Alexie Glass-Kantor, executive director of curatorial at Art Dubai Group, says the programme was rebuilt around the idea of “things we do together”.
“We’ve had to reimagine Art Dubai from beginning to end,” she says. “It’s a different moment, a different time.”
With free entry supported by Dubai Culture, the fair will also be opened more widely to the public. “We want people to come and spend time with the galleries and the community,” Glass-Kantor says. “We want them to feel welcome.”
That sense of gathering sits alongside the commercial fragility behind cultural production. Many galleries make more than half of their annual turnover during the fair, Glass-Kantor says, while many artists supported through the platform come from places heavily affected by the current situation.

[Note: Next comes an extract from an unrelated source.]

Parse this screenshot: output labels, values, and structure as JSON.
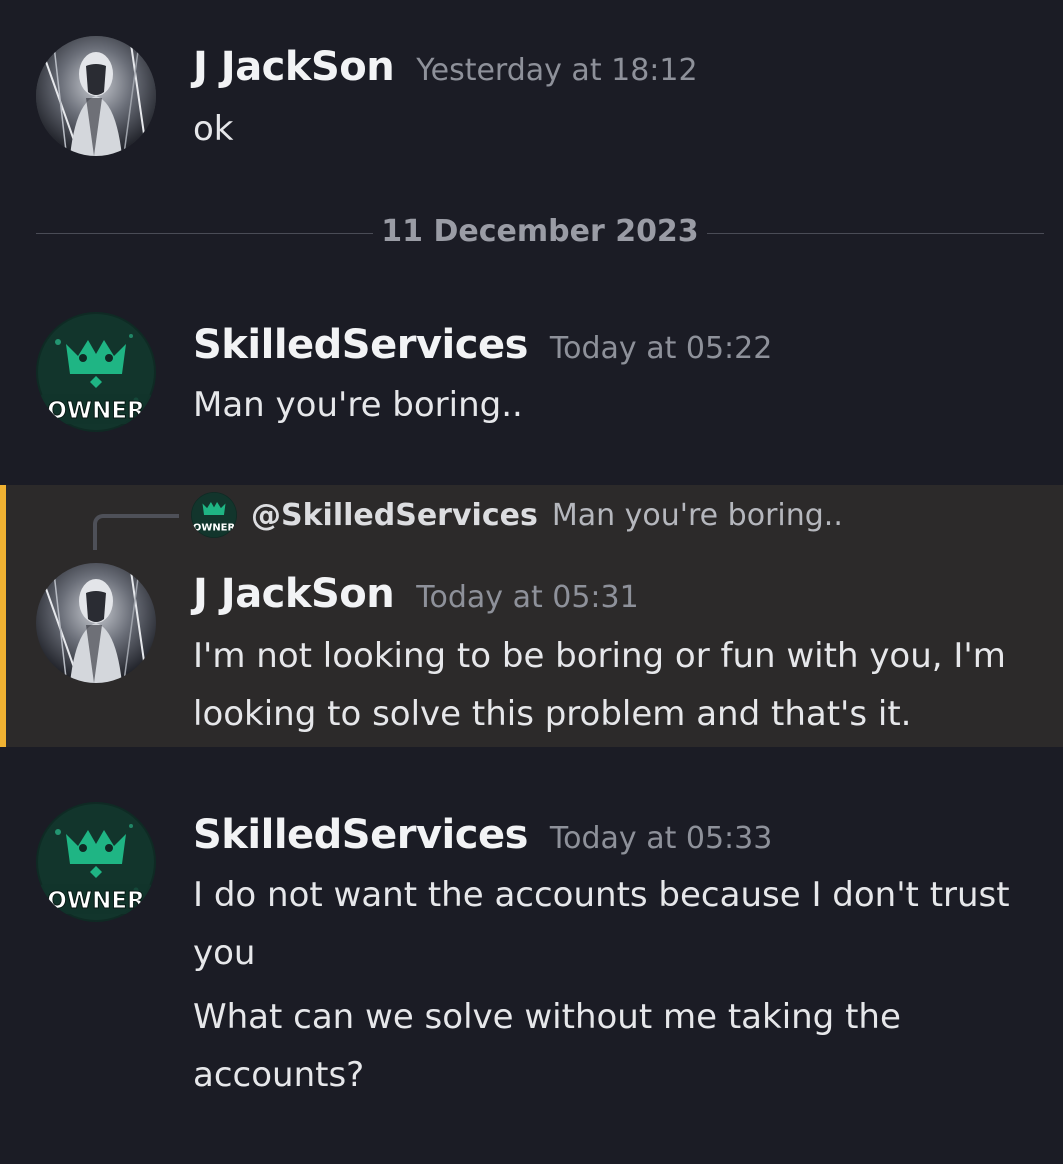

“Culture is often one of the first things to get hit in a crisis, but it’s what people turn to for recovery,” she says. “It’s what people turn to for education, language, continuity, renewal and healing. Supporting culture through circumstances of transformation is really important.”
That is something Art Dubai has been building towards for 20 years. Around that market, it has helped build programmes, audiences, careers and habits of gathering that now extend well beyond the fair week.

“Ultimately, we have grown with our city,” Ghione says. “Art Dubai has Dubai in it, and as a platform and a programme, it will only be as good as our cultural scene.
“There are very few contexts where a private enterprise born as a commercial vehicle would have been able to work with such longevity in the non-commercial field, and affect change in the way our programmes have.”
In May, that history will be visible in a fair reshaped by the network around it.
“This is not a decision made in a silo by people in a meeting room,” Ghione says. “The decision to go ahead came from constant consultation and co-thinking with our partners, galleries, institutions and collectors.
“In the end, there is this feeling that this thing is everyone’s thing. And on that basis, it is taking place.”